🤖 AI Summary
This study addresses the instability of token economies in decentralized AI networks, which often suffer from extreme price volatility due to inadequate responses from existing static or threshold-based buyback mechanisms—particularly during market downturns. To overcome these limitations, this work proposes a novel dynamic buyback-and-burn mechanism grounded in control theory, incorporating solvency constraints and employing a proportional-integral-derivative (PID) controller to establish a continuous feedback loop. This approach transforms rigid, rule-based policies into a closed-loop control system operating within structural constraints.
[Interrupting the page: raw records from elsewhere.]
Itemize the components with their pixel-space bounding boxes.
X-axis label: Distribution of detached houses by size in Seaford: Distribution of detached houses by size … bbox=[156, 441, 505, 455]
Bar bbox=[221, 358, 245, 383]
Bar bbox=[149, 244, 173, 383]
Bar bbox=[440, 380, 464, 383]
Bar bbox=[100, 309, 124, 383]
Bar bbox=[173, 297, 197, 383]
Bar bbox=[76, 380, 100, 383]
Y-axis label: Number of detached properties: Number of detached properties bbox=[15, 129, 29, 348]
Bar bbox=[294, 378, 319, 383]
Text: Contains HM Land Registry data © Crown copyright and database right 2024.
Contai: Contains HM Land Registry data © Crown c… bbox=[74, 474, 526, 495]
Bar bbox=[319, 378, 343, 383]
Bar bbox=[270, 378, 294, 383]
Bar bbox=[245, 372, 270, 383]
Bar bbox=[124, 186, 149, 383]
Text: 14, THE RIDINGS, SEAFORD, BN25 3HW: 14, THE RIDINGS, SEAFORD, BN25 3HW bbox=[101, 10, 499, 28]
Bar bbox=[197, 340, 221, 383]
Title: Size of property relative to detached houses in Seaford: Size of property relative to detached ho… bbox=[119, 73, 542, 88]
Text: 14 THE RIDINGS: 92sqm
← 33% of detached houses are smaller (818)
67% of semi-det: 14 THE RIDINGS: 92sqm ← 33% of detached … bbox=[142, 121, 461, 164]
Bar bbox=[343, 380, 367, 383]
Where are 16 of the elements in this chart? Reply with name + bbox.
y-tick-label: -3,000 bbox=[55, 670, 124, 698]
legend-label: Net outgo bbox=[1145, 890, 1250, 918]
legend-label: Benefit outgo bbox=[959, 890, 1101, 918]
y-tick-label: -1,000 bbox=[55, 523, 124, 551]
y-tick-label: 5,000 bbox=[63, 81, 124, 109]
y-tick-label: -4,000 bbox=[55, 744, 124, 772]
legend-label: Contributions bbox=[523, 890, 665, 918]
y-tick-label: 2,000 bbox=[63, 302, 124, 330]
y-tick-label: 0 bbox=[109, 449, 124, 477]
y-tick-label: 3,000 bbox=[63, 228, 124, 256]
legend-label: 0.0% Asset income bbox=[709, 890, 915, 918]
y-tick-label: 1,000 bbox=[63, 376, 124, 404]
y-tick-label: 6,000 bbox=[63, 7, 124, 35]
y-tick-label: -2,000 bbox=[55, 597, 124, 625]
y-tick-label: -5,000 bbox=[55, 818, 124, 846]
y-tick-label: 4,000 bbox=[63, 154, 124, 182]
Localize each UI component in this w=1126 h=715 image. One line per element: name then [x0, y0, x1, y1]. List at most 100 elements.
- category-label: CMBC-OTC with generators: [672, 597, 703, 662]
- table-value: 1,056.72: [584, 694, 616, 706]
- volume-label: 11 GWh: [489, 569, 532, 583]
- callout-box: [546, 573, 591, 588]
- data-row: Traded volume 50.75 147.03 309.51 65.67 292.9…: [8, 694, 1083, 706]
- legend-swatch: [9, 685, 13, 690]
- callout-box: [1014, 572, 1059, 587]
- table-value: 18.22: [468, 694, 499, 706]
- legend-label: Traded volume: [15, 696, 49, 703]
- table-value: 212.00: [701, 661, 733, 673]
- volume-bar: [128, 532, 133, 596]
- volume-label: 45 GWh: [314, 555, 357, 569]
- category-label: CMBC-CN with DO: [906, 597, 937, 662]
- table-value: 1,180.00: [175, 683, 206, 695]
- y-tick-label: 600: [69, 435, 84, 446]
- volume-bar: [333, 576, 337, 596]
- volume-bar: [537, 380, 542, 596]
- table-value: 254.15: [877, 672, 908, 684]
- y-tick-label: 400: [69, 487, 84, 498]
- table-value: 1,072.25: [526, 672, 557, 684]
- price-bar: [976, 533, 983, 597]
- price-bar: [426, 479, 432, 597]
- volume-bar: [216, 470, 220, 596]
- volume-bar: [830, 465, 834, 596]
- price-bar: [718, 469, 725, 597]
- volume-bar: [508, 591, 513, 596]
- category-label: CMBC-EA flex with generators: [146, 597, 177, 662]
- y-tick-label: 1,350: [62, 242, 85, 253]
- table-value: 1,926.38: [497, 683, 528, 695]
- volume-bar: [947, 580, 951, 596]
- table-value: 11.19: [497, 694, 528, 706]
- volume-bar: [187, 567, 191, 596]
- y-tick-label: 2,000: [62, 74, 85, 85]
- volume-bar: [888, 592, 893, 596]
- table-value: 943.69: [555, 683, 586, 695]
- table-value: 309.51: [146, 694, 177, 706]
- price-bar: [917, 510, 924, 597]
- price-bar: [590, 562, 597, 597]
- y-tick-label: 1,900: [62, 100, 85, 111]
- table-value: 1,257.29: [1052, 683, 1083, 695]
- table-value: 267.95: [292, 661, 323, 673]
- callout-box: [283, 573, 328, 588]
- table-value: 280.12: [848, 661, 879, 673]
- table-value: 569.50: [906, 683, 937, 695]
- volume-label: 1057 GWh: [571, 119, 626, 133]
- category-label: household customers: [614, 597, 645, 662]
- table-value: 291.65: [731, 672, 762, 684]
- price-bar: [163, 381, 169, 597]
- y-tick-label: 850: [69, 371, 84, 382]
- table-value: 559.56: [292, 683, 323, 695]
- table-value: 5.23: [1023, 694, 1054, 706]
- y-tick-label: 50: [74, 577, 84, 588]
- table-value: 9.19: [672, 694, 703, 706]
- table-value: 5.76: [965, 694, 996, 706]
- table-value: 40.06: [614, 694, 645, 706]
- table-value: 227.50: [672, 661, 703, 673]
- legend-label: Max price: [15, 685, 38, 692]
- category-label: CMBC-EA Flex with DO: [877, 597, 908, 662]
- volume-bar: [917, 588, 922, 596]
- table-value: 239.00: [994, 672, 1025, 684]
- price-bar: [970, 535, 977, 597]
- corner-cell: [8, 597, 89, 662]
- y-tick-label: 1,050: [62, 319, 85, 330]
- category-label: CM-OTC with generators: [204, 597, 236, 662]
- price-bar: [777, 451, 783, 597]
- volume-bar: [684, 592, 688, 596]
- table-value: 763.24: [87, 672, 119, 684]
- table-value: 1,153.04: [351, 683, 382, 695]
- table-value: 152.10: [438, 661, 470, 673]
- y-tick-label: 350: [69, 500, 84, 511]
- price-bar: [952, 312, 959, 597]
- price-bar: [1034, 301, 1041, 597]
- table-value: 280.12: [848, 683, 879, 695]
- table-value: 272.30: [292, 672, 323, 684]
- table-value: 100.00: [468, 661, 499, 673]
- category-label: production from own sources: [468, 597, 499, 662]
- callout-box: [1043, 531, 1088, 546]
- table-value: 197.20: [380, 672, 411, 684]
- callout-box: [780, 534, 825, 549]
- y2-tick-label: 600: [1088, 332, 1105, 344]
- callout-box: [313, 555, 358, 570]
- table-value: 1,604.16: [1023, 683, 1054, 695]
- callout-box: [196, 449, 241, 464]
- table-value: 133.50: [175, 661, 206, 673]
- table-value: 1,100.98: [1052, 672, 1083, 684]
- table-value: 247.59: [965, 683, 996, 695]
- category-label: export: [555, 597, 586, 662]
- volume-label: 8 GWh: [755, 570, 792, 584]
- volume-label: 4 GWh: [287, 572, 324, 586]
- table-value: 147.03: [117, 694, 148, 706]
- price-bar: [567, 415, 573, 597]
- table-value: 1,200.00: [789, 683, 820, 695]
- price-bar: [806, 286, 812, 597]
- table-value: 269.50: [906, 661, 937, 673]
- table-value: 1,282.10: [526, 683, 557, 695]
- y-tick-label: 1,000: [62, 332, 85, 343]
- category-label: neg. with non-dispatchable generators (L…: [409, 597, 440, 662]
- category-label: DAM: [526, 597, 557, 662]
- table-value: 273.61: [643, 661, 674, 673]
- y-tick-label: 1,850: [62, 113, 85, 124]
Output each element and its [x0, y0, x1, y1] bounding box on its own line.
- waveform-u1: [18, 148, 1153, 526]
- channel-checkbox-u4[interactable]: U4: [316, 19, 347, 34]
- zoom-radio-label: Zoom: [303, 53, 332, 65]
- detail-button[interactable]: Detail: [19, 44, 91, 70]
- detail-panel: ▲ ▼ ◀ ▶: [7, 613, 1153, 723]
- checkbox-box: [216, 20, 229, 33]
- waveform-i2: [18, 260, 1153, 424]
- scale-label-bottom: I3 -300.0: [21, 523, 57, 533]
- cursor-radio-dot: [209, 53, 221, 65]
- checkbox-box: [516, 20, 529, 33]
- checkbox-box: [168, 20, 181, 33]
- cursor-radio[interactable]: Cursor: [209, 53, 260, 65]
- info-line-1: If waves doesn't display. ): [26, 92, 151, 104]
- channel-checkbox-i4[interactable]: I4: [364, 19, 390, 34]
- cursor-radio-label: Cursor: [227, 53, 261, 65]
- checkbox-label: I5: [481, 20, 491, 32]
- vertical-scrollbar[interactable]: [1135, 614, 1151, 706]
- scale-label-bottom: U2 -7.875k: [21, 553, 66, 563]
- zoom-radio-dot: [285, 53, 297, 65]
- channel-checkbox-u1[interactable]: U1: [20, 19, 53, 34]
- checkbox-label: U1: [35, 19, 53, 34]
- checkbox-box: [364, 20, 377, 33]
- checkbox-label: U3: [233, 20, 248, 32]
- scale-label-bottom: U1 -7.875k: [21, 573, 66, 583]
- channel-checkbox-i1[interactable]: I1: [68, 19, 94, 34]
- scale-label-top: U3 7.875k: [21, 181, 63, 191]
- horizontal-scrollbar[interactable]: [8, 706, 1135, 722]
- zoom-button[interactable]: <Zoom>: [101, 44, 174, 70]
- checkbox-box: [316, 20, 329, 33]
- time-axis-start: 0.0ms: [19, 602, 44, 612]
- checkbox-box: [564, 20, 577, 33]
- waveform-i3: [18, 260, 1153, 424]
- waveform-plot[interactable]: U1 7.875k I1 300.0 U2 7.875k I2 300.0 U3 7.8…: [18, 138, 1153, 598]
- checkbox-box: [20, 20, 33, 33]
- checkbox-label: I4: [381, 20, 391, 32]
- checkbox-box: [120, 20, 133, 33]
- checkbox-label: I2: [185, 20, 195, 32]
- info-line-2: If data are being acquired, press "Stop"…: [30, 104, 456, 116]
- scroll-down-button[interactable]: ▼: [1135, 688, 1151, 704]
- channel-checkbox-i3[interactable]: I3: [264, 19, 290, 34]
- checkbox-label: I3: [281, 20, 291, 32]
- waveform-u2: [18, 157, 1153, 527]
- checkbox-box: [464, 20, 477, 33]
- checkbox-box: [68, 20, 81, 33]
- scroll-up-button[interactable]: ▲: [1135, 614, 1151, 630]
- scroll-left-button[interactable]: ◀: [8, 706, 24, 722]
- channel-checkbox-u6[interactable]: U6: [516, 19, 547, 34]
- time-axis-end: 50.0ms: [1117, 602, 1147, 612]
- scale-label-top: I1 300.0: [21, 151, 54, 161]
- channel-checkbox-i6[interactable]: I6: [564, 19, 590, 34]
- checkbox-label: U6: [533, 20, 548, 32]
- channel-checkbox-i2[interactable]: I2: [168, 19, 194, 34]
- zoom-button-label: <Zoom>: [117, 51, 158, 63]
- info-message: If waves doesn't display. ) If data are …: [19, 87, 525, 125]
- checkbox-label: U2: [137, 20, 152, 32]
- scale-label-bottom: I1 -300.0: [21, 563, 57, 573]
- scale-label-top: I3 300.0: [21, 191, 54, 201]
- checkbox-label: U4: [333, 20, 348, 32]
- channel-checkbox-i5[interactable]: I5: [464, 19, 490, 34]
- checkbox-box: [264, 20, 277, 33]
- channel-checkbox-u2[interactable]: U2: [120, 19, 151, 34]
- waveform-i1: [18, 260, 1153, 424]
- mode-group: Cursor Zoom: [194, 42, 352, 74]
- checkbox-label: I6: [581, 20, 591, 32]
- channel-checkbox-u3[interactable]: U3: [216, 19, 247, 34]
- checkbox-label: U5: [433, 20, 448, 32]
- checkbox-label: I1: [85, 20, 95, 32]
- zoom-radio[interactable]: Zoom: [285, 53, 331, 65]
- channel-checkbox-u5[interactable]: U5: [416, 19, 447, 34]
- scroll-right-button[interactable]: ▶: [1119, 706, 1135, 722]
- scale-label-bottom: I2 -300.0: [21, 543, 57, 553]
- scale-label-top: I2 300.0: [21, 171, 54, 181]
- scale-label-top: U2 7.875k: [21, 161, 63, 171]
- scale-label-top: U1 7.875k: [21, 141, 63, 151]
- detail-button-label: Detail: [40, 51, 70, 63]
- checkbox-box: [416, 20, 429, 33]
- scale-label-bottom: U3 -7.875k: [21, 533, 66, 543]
Validated through Jump-Diffusion multi-agent simulations, the method reduces token price volatility by approximately 66% under high-volatility conditions and decreases operator attrition from 19.5% to 8.1%, substantially outperforming baseline strategies and fundamentally enhancing system resilience.
📝 Abstract
The democratization of artificial intelligence through decentralized networks represents a paradigm shift in computational provisioning, yet the long-term viability of these ecosystems is critically endangered by the extreme volatility of their native economic layers. Current tokenomic models, which predominantly rely on static or threshold-based buyback heuristics, are ill-equipped to handle complex system dynamics and often function pro-cyclically, exacerbating instability during market downturns. To bridge this gap, we propose the Dynamic-Control Buyback Mechanism (DCBM), a formalized control-theoretic framework that utilizes a Proportional-Integral-Derivative (PID) controller with strict solvency constraints to regulate the token economy as a dynamical system. Extensive agent-based simulations utilizing Jump-Diffusion processes demonstrate that DCBM fundamentally outperforms static baselines, reducing token price volatility by approximately 66% and lowering operator churn from 19.5% to 8.1% in high-volatility regimes. These findings establish that converting tokenomics from static rules into continuous, structurally constrained control loops is a necessary condition for secure and sustainable decentralized intelligence networks.